Much of the pleasure that comes from repeated viewings is in the performances from all involved. Even down to the smallest roles, the actors make one believe they are in the midst of a great battle that has been magnificently captured on camera by Frankenheimer.
Co stars Jeanne Moreau, Suzanne Flon and Michel Simon add an authenticity to the proceedings as do the rest of the cast. They have a weathered look about them in this film that utilizes real location sets with full scale trains. The black and white photography adds a greasy, griminess to the overall look which proves effective.
This is the type of film making that just doesn’t exist anymore. A movie when large scale shots are fully planned out. Planes flying overhead, trains exploding and men running for cover. All being timed to perfection. Full marks to the director and his crew.
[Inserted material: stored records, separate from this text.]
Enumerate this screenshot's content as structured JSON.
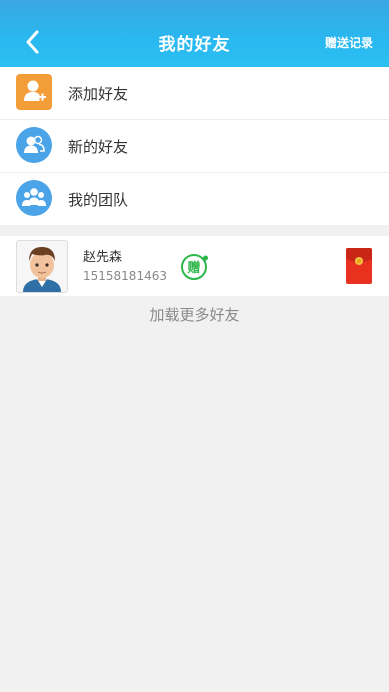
{
  "header": {
    "title": "我的好友",
    "action_label": "赠送记录",
    "back_icon": "chevron-left-icon"
  },
  "menu": {
    "items": [
      {
        "label": "添加好友",
        "icon": "add-user-icon",
        "color": "#f29d38"
      },
      {
        "label": "新的好友",
        "icon": "new-friends-icon",
        "color": "#4ba3e8"
      },
      {
        "label": "我的团队",
        "icon": "team-icon",
        "color": "#4ba3e8"
      }
    ]
  },
  "friends": [
    {
      "name": "赵先森",
      "phone": "15158181463",
      "gift_icon_text": "赠",
      "gift_icon": "gift-icon",
      "redpacket_icon": "red-packet-icon"
    }
  ],
  "load_more": "加载更多好友",
  "colors": {
    "header_top": "#3aa6e2",
    "header_bottom": "#2cc0f2",
    "gift_green": "#2db64a",
    "red_packet": "#e8321f",
    "background": "#f1f1f1"
  }
}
Lancaster finds himself a man of action and thankfully he’s up to the challenge. Frankenheimer does a great job of staging action sequences tailor made for Burt’s physical talents. There’s a great one shot of Burt running across a scaffold, sliding down the ladder and then hopping onto an approaching train as it comes in to view. Reminds me of the great gags put forth by Keaton and Lloyd though this time it’s no laughing matter.
Scofield is easy to despise here in a thankless role but that doesn’t diminish the actor’s performance on camera. It’s far too easy to overlook his work here when Burt is playing hero in bigger than life fashion. Saying that you have to realize that Burt’s character is not bigger than life. He’s just a man caught in a situation where he does what needs to be done without any expectations or fanfare. Other than probably dying himself in the struggle.
In the end this is an action film with meaning and one of the highlights of Burt’s career that may not be the first film one thinks of when discussing his many fine efforts.